Here are some things to consider:

  1. What data does your business have already about hardware and software?
  2. Will the new solution be the authoritative data set, or still rely on other data sources?
  3. How well does the solution fit into your organisation?
  4. What are the Infrastructure and Operating System requirements?
  5. Do software components need installing individual assets?
  6. Does the solution need any customisation to fit your environment?
  7. How much bespoke software development do you need for your requirements?
  8. Are any 3rd party software components and licences required?
  9. Which database system is required to store the data?
  10. Who will maintain and support the solution?
  11. How intuitive is the solution, and how much training is required?
  12. Does the solution manage software deployment and removal?
  13. Does the solution have workflow capability for software requests and line manager approval?
  14. Does the solution have a database of known software for identification and cataloguing?
  15. How does the solution manage software licences?
  16. Can the solution be easily integrated with licence purchasing records?
  17. Can the solution automatically detect software installations, and how does this work?
  18. How are software removals detected?
  19. How are new assets discovered?
  20. How is an accurate register of assets maintained?
  21. What types of assets does the solution manage?
  22. What reporting capability does the solution have out of the box?
  23. Does the solution allow direct access to data for bespoke reporting?
  24. Does the solution identify where installed software is out of date?
  25. Does the solution have any patch management capability?
  26. How is the data in the system maintained?
  27. What happens when new assets are purchased?
  28. What happens if assets go missing?
  29. How are missing assets detected?
  30. What is the process for decommissioning assets?
  31. How does the system handle assets being renamed?
  32. How does the solution deal with virtual machines and their hosted environments?
  33. How will software on virtual machines be managed?
  34. How does the solution distinguish between hardware and virtual hardware?
  35. Can the solution identify unauthorised executable files on assets?
  36. What documentation does the vendor provide with the solution?
  37. What does the solution consider to be a software installation?
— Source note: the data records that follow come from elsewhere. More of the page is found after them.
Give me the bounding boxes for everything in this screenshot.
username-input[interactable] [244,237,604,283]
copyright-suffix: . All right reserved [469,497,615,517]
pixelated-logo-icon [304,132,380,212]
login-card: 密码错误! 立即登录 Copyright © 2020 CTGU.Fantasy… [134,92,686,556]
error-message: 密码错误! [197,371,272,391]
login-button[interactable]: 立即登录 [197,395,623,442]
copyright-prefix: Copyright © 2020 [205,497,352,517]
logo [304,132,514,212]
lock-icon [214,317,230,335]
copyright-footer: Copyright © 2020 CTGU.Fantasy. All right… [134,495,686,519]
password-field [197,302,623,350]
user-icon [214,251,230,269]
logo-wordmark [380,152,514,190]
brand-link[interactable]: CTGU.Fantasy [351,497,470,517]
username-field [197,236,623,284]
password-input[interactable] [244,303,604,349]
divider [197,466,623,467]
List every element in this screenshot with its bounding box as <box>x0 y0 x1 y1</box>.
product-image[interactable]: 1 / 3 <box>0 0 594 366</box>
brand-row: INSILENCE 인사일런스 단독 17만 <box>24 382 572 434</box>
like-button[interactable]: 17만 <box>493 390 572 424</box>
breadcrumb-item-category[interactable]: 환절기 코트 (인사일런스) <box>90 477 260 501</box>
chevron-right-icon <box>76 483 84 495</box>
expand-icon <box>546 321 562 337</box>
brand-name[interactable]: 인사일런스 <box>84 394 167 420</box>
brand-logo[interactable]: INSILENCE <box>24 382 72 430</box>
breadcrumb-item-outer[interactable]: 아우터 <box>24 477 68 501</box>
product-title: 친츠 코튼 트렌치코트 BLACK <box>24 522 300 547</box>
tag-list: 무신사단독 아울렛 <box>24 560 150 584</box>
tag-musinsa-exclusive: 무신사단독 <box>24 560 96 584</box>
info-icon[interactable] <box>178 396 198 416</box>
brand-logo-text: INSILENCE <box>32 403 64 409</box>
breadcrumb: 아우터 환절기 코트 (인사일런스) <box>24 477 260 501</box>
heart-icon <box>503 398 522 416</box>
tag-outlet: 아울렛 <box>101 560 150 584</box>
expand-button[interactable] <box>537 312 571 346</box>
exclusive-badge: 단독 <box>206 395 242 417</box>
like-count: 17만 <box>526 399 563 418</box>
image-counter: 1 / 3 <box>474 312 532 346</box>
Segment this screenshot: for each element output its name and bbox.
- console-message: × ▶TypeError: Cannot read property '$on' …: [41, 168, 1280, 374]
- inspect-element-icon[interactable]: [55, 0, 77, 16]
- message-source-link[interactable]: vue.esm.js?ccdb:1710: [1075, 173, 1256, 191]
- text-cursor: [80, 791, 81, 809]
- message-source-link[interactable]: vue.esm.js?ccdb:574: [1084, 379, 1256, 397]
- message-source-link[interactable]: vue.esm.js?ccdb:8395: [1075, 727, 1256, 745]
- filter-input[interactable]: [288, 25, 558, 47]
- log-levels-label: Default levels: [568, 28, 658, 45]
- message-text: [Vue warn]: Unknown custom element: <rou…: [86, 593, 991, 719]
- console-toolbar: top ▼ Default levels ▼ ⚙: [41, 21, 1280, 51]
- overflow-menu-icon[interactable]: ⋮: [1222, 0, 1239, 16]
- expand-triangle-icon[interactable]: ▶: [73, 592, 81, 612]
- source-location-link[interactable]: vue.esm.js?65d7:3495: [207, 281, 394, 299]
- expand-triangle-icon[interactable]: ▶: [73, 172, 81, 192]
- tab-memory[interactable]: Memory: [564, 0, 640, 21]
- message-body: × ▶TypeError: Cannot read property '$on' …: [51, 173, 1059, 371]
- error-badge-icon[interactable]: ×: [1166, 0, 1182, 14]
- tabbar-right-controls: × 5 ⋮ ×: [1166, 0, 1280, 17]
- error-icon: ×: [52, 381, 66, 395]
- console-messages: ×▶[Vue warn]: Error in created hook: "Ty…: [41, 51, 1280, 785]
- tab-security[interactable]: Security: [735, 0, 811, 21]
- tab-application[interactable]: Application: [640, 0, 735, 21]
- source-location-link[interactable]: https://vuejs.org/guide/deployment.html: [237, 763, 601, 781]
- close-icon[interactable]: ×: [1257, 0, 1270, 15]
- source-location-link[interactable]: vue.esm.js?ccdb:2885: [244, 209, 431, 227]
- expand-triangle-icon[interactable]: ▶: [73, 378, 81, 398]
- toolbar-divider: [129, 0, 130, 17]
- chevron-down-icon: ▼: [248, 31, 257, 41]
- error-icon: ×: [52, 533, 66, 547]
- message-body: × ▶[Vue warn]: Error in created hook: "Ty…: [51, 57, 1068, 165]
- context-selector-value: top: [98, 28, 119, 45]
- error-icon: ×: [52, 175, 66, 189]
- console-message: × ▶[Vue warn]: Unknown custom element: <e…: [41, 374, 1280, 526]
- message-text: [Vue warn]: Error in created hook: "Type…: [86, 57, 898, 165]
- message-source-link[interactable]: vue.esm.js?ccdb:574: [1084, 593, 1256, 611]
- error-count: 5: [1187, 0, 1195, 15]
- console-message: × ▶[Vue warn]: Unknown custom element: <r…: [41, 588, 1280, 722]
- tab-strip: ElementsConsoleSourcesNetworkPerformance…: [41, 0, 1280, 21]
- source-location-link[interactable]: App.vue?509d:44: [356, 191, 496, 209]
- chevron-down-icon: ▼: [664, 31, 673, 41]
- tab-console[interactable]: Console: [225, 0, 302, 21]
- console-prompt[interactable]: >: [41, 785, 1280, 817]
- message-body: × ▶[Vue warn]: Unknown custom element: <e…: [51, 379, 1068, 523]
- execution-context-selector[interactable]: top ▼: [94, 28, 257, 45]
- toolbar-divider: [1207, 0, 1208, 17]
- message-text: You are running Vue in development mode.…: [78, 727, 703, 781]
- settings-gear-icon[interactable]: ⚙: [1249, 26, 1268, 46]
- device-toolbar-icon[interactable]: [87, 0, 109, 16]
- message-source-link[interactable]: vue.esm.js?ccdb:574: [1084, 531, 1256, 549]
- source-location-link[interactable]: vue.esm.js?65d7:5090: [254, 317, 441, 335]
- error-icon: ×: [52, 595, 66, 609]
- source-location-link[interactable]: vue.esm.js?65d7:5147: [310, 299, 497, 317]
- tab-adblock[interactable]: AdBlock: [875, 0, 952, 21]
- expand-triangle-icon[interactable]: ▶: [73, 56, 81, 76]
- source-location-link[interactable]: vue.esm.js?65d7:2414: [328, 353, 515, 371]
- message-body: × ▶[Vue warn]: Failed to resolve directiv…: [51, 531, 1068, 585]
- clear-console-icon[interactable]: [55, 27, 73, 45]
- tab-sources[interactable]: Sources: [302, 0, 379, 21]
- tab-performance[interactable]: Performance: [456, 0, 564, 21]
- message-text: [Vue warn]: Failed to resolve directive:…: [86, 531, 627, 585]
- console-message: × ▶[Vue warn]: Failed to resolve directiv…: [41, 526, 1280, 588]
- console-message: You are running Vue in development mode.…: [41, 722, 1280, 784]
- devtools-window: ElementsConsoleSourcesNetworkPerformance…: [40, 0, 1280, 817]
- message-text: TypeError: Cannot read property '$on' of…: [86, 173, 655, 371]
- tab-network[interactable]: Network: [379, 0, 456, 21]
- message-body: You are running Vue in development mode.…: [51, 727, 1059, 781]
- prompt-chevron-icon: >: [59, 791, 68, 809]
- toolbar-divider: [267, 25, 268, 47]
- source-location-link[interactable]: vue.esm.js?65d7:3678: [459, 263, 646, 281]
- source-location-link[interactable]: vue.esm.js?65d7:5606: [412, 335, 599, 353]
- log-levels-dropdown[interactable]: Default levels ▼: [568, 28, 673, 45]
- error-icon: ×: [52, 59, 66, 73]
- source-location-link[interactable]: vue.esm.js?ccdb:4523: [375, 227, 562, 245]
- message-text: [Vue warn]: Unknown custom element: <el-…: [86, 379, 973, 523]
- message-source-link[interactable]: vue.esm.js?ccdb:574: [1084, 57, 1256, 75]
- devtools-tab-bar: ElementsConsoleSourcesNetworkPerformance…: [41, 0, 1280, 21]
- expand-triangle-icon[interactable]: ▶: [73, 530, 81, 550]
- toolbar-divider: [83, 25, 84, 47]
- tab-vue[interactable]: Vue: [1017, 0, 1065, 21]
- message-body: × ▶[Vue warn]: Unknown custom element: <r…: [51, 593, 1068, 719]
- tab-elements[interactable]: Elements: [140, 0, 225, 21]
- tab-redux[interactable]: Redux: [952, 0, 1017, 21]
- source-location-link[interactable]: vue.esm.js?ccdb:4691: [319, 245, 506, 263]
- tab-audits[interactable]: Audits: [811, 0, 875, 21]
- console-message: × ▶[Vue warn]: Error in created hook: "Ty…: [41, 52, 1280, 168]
  38. Does the solution have software recognition data to identify individual files?
  39. Does the solution have data about software and licence requirements?
  40. How are software licences reconciled with discovered software?
  41. Does the solution monitor software usage?
  42. Can the solution manage different types of software licences?
  43. How are hardware assets uniquely identified?
  44. Can the solution track the physical location of assets?
  45. Does the solution capture hardware data through WMI?

SAM and HAM are the top two controls in the Centre for Internet Security (CIS) top 20. Although they are two separate topics, in my experience over the years building bespoke systems, both HAM and SAM are so intertwined that it makes sense to deal with them together, and where appropriate expanding into other areas of security and service delivery.